Edipresse Ukraine, International Publishing House

36 issues of Fun ideas magazine

Before moving to Australia, I spent five formative years working at Edipresse Ukraine, an international publishing house. I began as a designer and illustrator and later took on the role of chief editor, alongside working as a photographer and illustrator. This period played a significant role in shaping my approach to clarity, storytelling, and creating strong, high-quality visual narratives.

Horoscope magazine 2006
Horoscope magazine illustration

Between 2004 and 2009, I worked across a wide range of publications and roles:

  • 2006–2009 — Chief Editor, Photographer, Designer & Illustrator, Fun Ideas (children’s craft magazine)
  • 2006 — Designer & Illustrator, English Teen Club (English-learning magazine for teenagers)
  • 2004–2008 — Illustrator, Horoscope (women’s magazine)
  • 2005 — Designer, Marketing Department
  • 2004 — Designer & Illustrator, Preschool Academy (children’s educational magazine)

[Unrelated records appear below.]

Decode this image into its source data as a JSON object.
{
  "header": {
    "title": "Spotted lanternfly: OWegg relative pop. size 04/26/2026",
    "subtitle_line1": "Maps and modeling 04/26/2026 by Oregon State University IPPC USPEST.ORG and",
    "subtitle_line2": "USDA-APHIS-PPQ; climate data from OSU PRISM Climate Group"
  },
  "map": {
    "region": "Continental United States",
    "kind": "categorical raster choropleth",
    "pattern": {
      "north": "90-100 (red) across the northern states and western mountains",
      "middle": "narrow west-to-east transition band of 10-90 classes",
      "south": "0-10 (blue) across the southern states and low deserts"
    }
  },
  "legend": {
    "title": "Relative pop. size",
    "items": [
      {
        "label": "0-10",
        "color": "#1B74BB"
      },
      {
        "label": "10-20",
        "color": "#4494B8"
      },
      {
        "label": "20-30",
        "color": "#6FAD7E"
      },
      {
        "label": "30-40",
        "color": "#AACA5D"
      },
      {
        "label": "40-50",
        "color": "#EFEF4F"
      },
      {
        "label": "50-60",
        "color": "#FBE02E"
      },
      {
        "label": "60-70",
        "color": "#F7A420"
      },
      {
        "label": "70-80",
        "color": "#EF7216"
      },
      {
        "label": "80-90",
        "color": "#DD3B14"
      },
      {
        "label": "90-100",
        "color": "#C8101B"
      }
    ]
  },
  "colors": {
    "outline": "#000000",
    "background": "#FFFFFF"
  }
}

Working within a fast-paced publishing environment taught me how to balance creativity with structure, deadlines, and audience needs. I learned how words and images support one another, and how thoughtful design can guide attention, communicate ideas clearly, and tell stories that engage readers of all ages.

Horoscop magazines
Horoscope Magazine 2005
Fun ideas magazines for kids
English teen club magazine
Illustration to a magazine
Green multi raws necklace

“Jewellery ”

My journey with jewellery began in 2008, after a workshop in Kyiv sparked my curiosity about working on a small, intimate scale. What started as experimentation soon grew into a deeper fascination with adornment as both object and cultural expression. My interest truly ignited while curating a fashion show of traditional Ukrainian clothing. Immersing myself in the richness of these garments led me to closely study traditional Ukrainian multi-row jewellery — its structure, symbolism, rhythm, and presence. These pieces are more than decoration; they carry history, identity, and a strong visual language. Since then, I have created hundreds of jewellery pieces, each one informed by that tradition while shaped through my own contemporary sensibility. Working at this scale allows for precision, repetition, and variation — a dialogue between heritage and personal expression. Jewellery, for me, is another way of telling stories through form and material — wearable, tactile, and closely connected to the body.

Exhibition at Sydney Town Hall foyer

“Right to Be Free exhibition at Sydney Town Hall”

Right to Be Free was an art exhibition by True Blue & a Little Bit of Yellow, created to mark Ukraine’s Independence Day and presented as part of the Freedom. Courage. Culture. performance at Sydney Town Hall in August 2024. The exhibition focused on fundamental human rights and freedoms — values currently under severe threat in Ukraine due to the unlawful Russian invasion. The visual artworks deliberately reflected the joyful, life-affirming aspects of freedom, while accompanying posters addressed the specific rights being violated. This contrast invited viewers to reflect on what freedom means, and what is at stake when it is taken away. Presented in the heart of Sydney, the exhibition formed part of a broader cultural program celebrating Ukrainian identity, resilience, and independence.

Round coffee table with rose design on top

“Furniture decor”

Furniture Decoration — Art You Can Live With. Working with furniture brings me a particular kind of joy. Three-dimensional objects are experienced from all sides, revealing a different picture as you move around them. There is something deeply satisfying about applying art to forms that are not only observed, but used and lived with every day. Chairs, tables, cabinets, and screens become surfaces where colour, texture, and form extend beyond the wall. Decorated furniture has the power to anchor a room. It can become a focal point, decisively unify a colour palette, or bring cohesion to an interior style. When art moves into functional objects, it becomes part of daily rituals, adding character and warmth to everyday moments. The process becomes even more meaningful when an old piece is given a second life. Repairing, recolouring, redesigning, reimagining, and reusing transforms something forgotten into something personal and renewed. Furniture decoration is, for me, a way of combining creativity with care — honouring what already exists while shaping it into something fresh, purposeful, and full of story.